Network and information security emergency service is one of the important means to ensure business continuity, which covers a series of activities to maintain and restore key applications after security incidents. The qualification grade of network and information security emergency handling service is a measure of the service provider's emergency handling service qualification and ability. Qualification levels are divided into three levels, the highest level and the lowest level.
The qualification evaluation of network and information security emergency service is a concrete measure and evaluation of the qualification status, economic strength, technical ability and ability to implement emergency service process of network and information security emergency service providers. This standard specifies the service qualification requirements for organizations that provide emergency response services for network and information security for information system owners, and the evaluation methods for organizations that provide emergency response services for network and information security.

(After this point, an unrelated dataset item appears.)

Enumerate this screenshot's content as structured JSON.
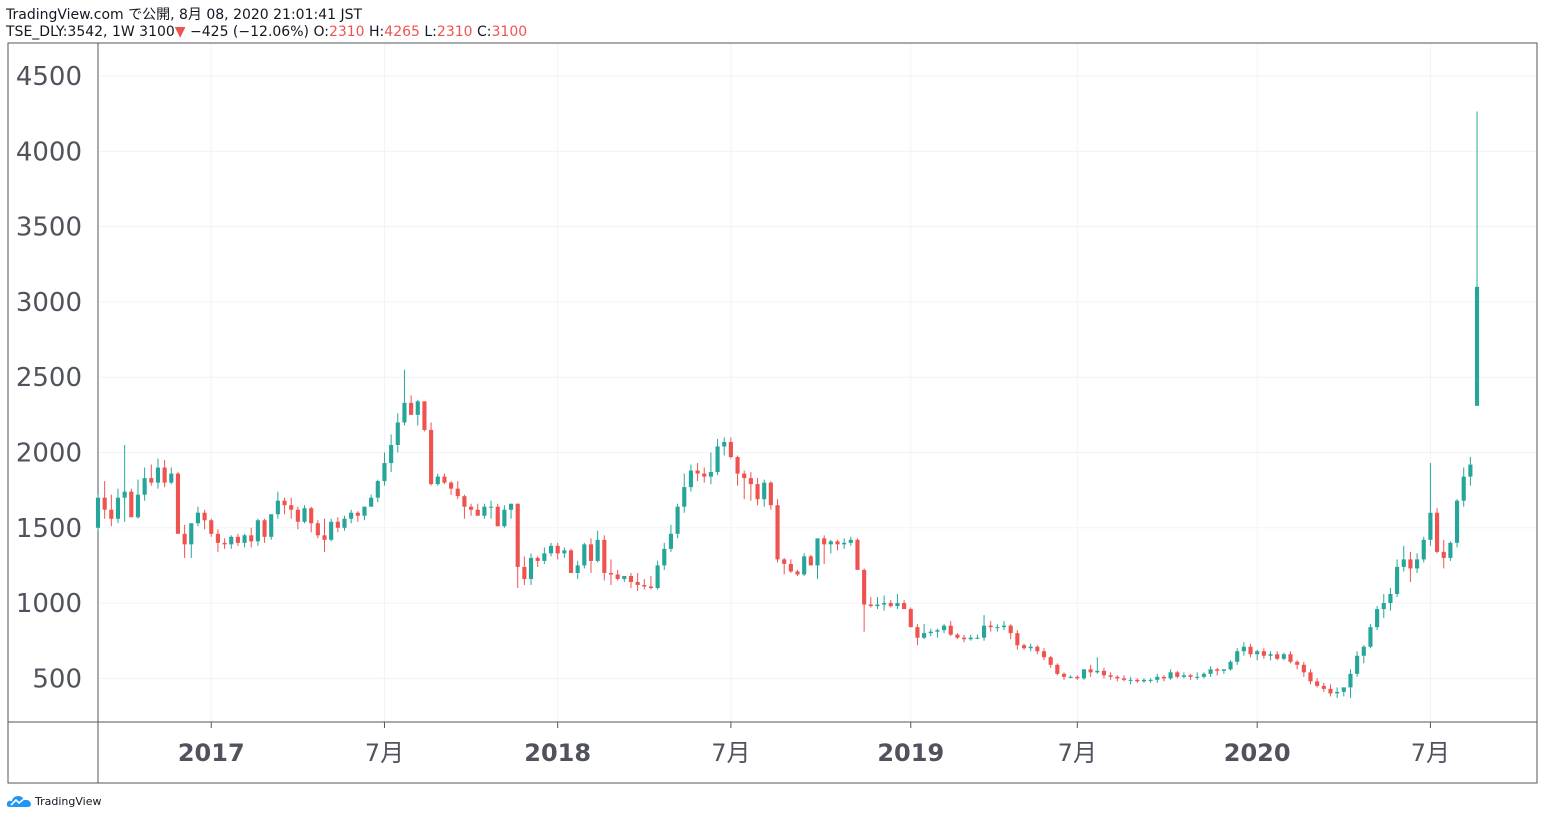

This standard is applicable to third-party evaluation institutions to evaluate the network and information security emergency response service qualification of institutions providing network and information security emergency response services, which can be used as the basis for information system owners to choose institutions providing network and information security emergency response services, as the technical specification for relevant competent departments to manage institutions providing network and information security emergency response services, as a reference for certification bodies to certify institutions providing network and information security emergency response services, and as a guide for institutions providing network and information security emergency response services to improve their own capabilities.
YD/T 162 1-2007 "Network and information security service Qualification Assessment Standard" stipulates the network and information security service qualification requirements of institutions providing networks and information security service for telecom operators, which is applicable to the network and information security service qualification assessment of institutions providing networks and information security service for telecom operators. It can be used as a technical specification for the relevant national authorities to manage and inspect the network and information security service institutions, and it can also be used as a guide for institutions providing network and information security service to improve their own capabilities. This standard covers information security consulting services, information security engineering services, information security training services and information security operation support services.